With only five days to go before voting in the Israeli general
election, the government of Prime Minister Benjamin Netanyahu is
reported to be reconciled to defeat. The main headline Wednesday in
the daily Maariv quoted Netanyahu as saying, "I'll apparently
lose." One senior Likud Party official told Yediot Aharanot, "We
don't have many good reasons to be optimistic." Meanwhile, two more
public opinion polls showed that Labor Party and One Israel leader
Ehud Barak is moving inexorably ahead. The Jerusalem Post led
Wednesday on Netanyahu deciding, because of the polls, to take
personal charge of Likud's TV advertising campaign.

Ha'aretz led on Defense Minister Moshe Arens accepting the
possibility of a Palestinian state. He reportedly said that recent
developments have made territorial compromise inevitable. The
Jerusalem correspondent of the Independent of London described the
hatred among different religious and ethnic communities that has
surfaced during the Israeli election campaign. In one TV debate,
Yusef Lapid, a Holocaust survivor and founder of the Shinui Party
which seeks to reduce the influence of ultra-Orthodox Jews,
challenged Eli Suissa, the ultra-Orthodox interior minister, with
the words: "Maybe you'd like to put me in a concentration camp?" To
this Suissa replied, "You've already been in a concentration camp
and you didn't learn your lesson."

The firing of Russian Prime Minister Yevgeny Primakov by Boris
Yeltsin two days before impeachment proceedings against the
president were due to begin in the Duma provoked little surprise in
that country's newspapers Wednesday. Kommersant said Primakov has
been under threat of dismissal for at least two months, and that
Sergei Stephasin, Yeltsin's choice to succeed him as acting prime
minister, has already been offered the job at least three times.
Segodnya said it is understandable that Yeltsin ran out of sympathy
for a man whose main political support came from Communists, who
"have proclaimed as their basic goal the overthrow of the
president." Nezavisimaya Gazeta said Primakov is going without loss
of face because he is already recognized as the man who saved
Russia from an abyss. His chances of winning the next presidential
election, if he decides to run, are "very high," the paper said.

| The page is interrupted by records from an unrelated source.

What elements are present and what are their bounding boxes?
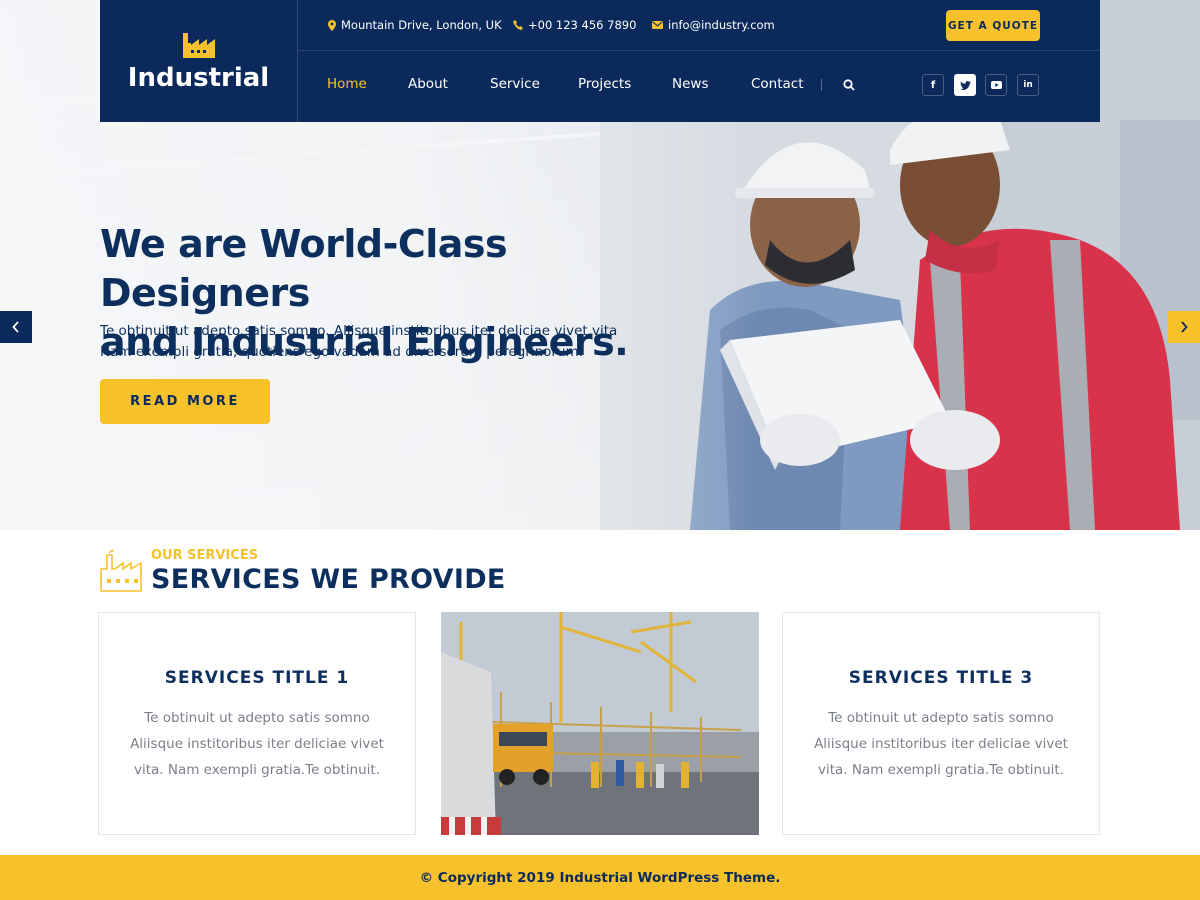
map-marker-icon	[328, 19, 336, 31]
service-card-image[interactable]	[441, 612, 759, 835]
brand-name: Industrial	[127, 63, 270, 93]
nav-item-about[interactable]: About	[408, 76, 448, 92]
hero-text-line: Te obtinuit ut adepto satis somno. Aliis…	[100, 323, 618, 339]
service-card-text: Te obtinuit ut adepto satis somno Aliisq…	[130, 710, 384, 778]
phone-icon	[513, 20, 523, 30]
address-info: Mountain Drive, London, UK	[328, 18, 502, 32]
construction-site-image	[441, 612, 759, 835]
service-card[interactable]: SERVICES TITLE 3 Te obtinuit ut adepto s…	[782, 612, 1100, 835]
facebook-icon[interactable]: f	[922, 74, 944, 96]
hero-text-line: Nam exempli gratia, quotiens ego vadam a…	[100, 344, 583, 360]
service-card-title: SERVICES TITLE 3	[848, 668, 1034, 688]
nav-item-home[interactable]: Home	[327, 76, 367, 92]
search-icon[interactable]	[843, 79, 855, 91]
service-card-title: SERVICES TITLE 1	[164, 668, 350, 688]
linkedin-icon[interactable]: in	[1017, 74, 1039, 96]
section-subheading: OUR SERVICES	[151, 548, 259, 563]
hero-description: Te obtinuit ut adepto satis somno. Aliis…	[100, 321, 660, 363]
read-more-button[interactable]: READ MORE	[100, 379, 270, 424]
service-card-text: Te obtinuit ut adepto satis somno Aliisq…	[814, 710, 1068, 778]
nav-item-contact[interactable]: Contact	[751, 76, 804, 92]
hero-title-line: We are World-Class Designers	[100, 222, 508, 315]
slider-prev-button[interactable]	[0, 311, 32, 343]
factory-icon	[182, 33, 215, 58]
envelope-icon	[652, 21, 663, 29]
copyright-text: © Copyright 2019 Industrial WordPress Th…	[419, 869, 781, 886]
nav-item-news[interactable]: News	[672, 76, 708, 92]
twitter-icon[interactable]	[954, 74, 976, 96]
site-header: Industrial Mountain Drive, London, UK +0…	[100, 0, 1100, 122]
section-heading: SERVICES WE PROVIDE	[151, 564, 506, 595]
factory-outline-icon	[100, 550, 142, 592]
nav-divider	[821, 79, 822, 91]
chevron-right-icon	[1181, 321, 1188, 333]
chevron-left-icon	[12, 321, 19, 333]
address-text: Mountain Drive, London, UK	[341, 18, 502, 32]
get-a-quote-button[interactable]: GET A QUOTE	[946, 10, 1040, 41]
phone-text: +00 123 456 7890	[528, 18, 637, 32]
slider-next-button[interactable]	[1168, 311, 1200, 343]
site-footer: © Copyright 2019 Industrial WordPress Th…	[0, 855, 1200, 900]
header-topbar: Mountain Drive, London, UK +00 123 456 7…	[298, 0, 1100, 51]
phone-info[interactable]: +00 123 456 7890	[513, 18, 636, 32]
logo[interactable]: Industrial	[100, 0, 298, 122]
service-card[interactable]: SERVICES TITLE 1 Te obtinuit ut adepto s…	[98, 612, 416, 835]
youtube-icon[interactable]	[985, 74, 1007, 96]
main-nav: Home About Service Projects News Contact…	[298, 52, 1100, 122]
email-text: info@industry.com	[668, 18, 775, 32]
nav-item-service[interactable]: Service	[490, 76, 540, 92]
email-info[interactable]: info@industry.com	[652, 18, 775, 32]
nav-item-projects[interactable]: Projects	[578, 76, 631, 92]
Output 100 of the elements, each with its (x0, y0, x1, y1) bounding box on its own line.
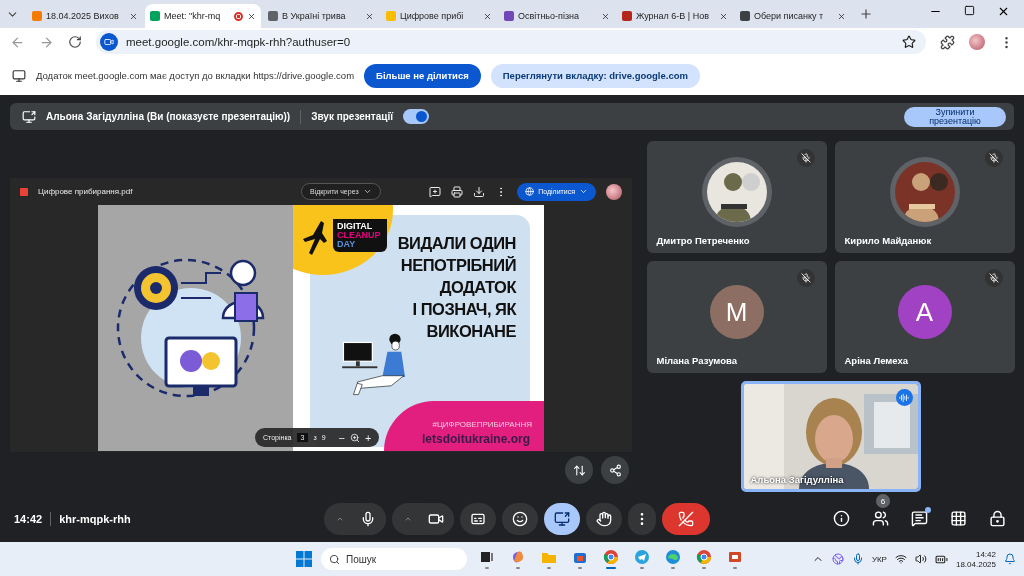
wifi-icon[interactable] (894, 553, 907, 565)
headline-line: ВИКОНАНЕ (426, 321, 516, 342)
close-icon[interactable] (129, 11, 138, 21)
caret-icon (362, 187, 372, 196)
taskbar-search-field[interactable]: Пошук (321, 548, 467, 570)
back-icon[interactable] (10, 34, 25, 50)
screen-share-icon (12, 68, 26, 83)
logo-text: CLEANUP (337, 231, 382, 240)
headline-line: ДОДАТОК (439, 277, 516, 298)
presenting-label: Альона Загідулліна (Ви (показуєте презентацію)) (46, 111, 291, 122)
language-indicator[interactable]: УКР (871, 554, 887, 564)
avatar: А (897, 285, 952, 339)
close-icon[interactable] (601, 11, 610, 21)
captions-button[interactable] (460, 502, 496, 535)
present-screen-icon (22, 109, 36, 124)
microphone-icon[interactable] (851, 553, 864, 565)
audio-label: Звук презентації (311, 111, 394, 122)
meeting-code: khr-mqpk-rhh (59, 512, 131, 525)
browser-tab[interactable]: Meet: "khr-mq (145, 4, 261, 28)
forward-icon[interactable] (39, 34, 54, 50)
browser-tab[interactable]: Цифрове прибі (381, 4, 497, 28)
headline-line: І ПОЗНАЧ, ЯК (412, 299, 516, 320)
close-icon[interactable] (247, 11, 256, 21)
bookmark-star-icon[interactable] (902, 35, 916, 49)
add-comment-icon[interactable] (429, 185, 442, 198)
print-icon[interactable] (451, 185, 464, 198)
wave-app-icon (665, 549, 681, 565)
globe-icon[interactable] (831, 553, 844, 565)
tab-title: В Україні трива (282, 11, 347, 21)
presentation-app-icon (727, 549, 743, 565)
tab-title: Обери писанку т (754, 11, 825, 21)
raise-hand-button[interactable] (586, 502, 622, 535)
participant-name: Мілана Разумова (656, 355, 737, 366)
chat-icon (911, 510, 928, 527)
stop-presenting-button[interactable]: Зупинити презентацію (904, 106, 1006, 127)
globe-icon (525, 187, 535, 196)
info-icon (833, 510, 850, 527)
start-icon[interactable] (296, 551, 312, 567)
close-icon[interactable] (483, 11, 492, 21)
tab-title: Цифрове прибі (400, 11, 465, 21)
close-icon[interactable] (365, 11, 374, 21)
browser-tab[interactable]: В Україні трива (263, 4, 379, 28)
zoom-out-button[interactable]: − (338, 431, 345, 444)
present-screen-icon (554, 510, 570, 527)
participant-name: Кирило Майданюк (844, 235, 932, 246)
people-icon (872, 510, 889, 527)
view-tab-button[interactable]: Переглянути вкладку: drive.google.com (490, 63, 700, 88)
reload-icon[interactable] (68, 35, 82, 49)
more-options-button[interactable] (628, 502, 656, 535)
browser-tab[interactable]: 18.04.2025 Вихов (27, 4, 143, 28)
zoom-icon[interactable] (349, 432, 360, 443)
avatar: М (709, 285, 764, 339)
hand-icon (596, 510, 612, 527)
close-icon[interactable] (837, 11, 846, 21)
plus-icon (859, 7, 873, 21)
sparkle-app-icon (510, 549, 526, 565)
browser-icon (603, 549, 619, 565)
swap-layout-button[interactable] (565, 456, 593, 484)
share-notice: Додаток meet.google.com має доступ до вкладки https://drive.google.com (36, 70, 355, 81)
browser-tab[interactable]: Освітньо-пізна (499, 4, 615, 28)
audio-toggle[interactable] (403, 109, 430, 124)
mic-off-icon (800, 273, 811, 283)
profile-avatar[interactable] (606, 183, 622, 200)
search-icon (329, 553, 340, 565)
reactions-button[interactable] (502, 502, 538, 535)
headline-line: ВИДАЛИ ОДИН (397, 233, 516, 254)
tab-title: Meet: "khr-mq (164, 11, 222, 21)
zoom-in-button[interactable]: + (364, 431, 372, 444)
share-button[interactable] (601, 456, 629, 484)
hashtag: #ЦИФРОВЕПРИБИРАННЯ (432, 420, 532, 429)
tab-title: 18.04.2025 Вихов (46, 11, 120, 21)
browser-tab[interactable]: Обери писанку т (735, 4, 851, 28)
headline-line: НЕПОТРІБНИЙ (400, 255, 516, 276)
new-tab-button[interactable] (859, 7, 873, 21)
mic-off-icon (800, 153, 811, 163)
browser-tab[interactable]: Журнал 6-В | Нов (617, 4, 733, 28)
present-button[interactable] (544, 502, 580, 535)
leave-call-button[interactable] (662, 502, 710, 535)
restore-icon[interactable] (964, 4, 975, 16)
caret-icon (579, 187, 588, 196)
file-name: Цифрове прибирання.pdf (38, 187, 133, 196)
browser-icon (696, 549, 712, 565)
extensions-icon[interactable] (940, 34, 955, 50)
tab-title: Журнал 6-В | Нов (636, 11, 710, 21)
participant-name: Дмитро Петреченко (656, 235, 750, 246)
address-bar[interactable]: meet.google.com/khr-mqpk-rhh?authuser=0 (96, 30, 926, 54)
website: letsdoitukraine.org (421, 432, 530, 446)
download-icon[interactable] (473, 185, 486, 198)
microphone-icon (360, 510, 376, 527)
lock-icon (989, 510, 1006, 527)
site-info-icon (100, 33, 118, 51)
volume-icon[interactable] (914, 553, 927, 565)
pdf-file-icon (20, 187, 28, 196)
notification-bell-icon[interactable] (1004, 553, 1016, 565)
taskbar-clock[interactable]: 14:42 18.04.2025 (955, 549, 996, 569)
task-view-icon (479, 549, 495, 565)
paper-plane-app-icon (634, 549, 650, 565)
count-badge: 6 (876, 494, 890, 508)
close-icon[interactable] (719, 11, 728, 21)
stop-sharing-button[interactable]: Більше не ділитися (364, 63, 481, 88)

In an editorial Wednesday on the booming U.S. economy, the
Financial Times warned that the country is running out of workers.
With unemployment at a 30-year low, there aren't many motivated
people left for the labor market to absorb, it said. "As Alan
Greenspan pointed out last week, faster adoption of new technology
has helped productivity growth to increase. But this may well prove
temporary. When the economy runs out of workers, the laws of supply
and demand take over."

Le Monde ran a front-page article about unexpected difficulties
facing the new single European currency, the euro. It said the
European Central Bank has a major problem creating a consistent
monetary policy because of growing economic disparities among the
countries of "Euroland." It said, "While some Euroland countries
are enjoying American-style growth, others are on the brink of
recession."

La Repubblica of Rome reported Wednesday that the singer Michael
Jackson has been fined 4 million lire (around $2,200) for
plagiarism. He was found to have copied 37 notes from a song by
Italian pop star Albano Carrisi in his song, "Will You Be There?"
The judge agreed there were extenuating circumstances because both
songwriters had been inspired by old blues music.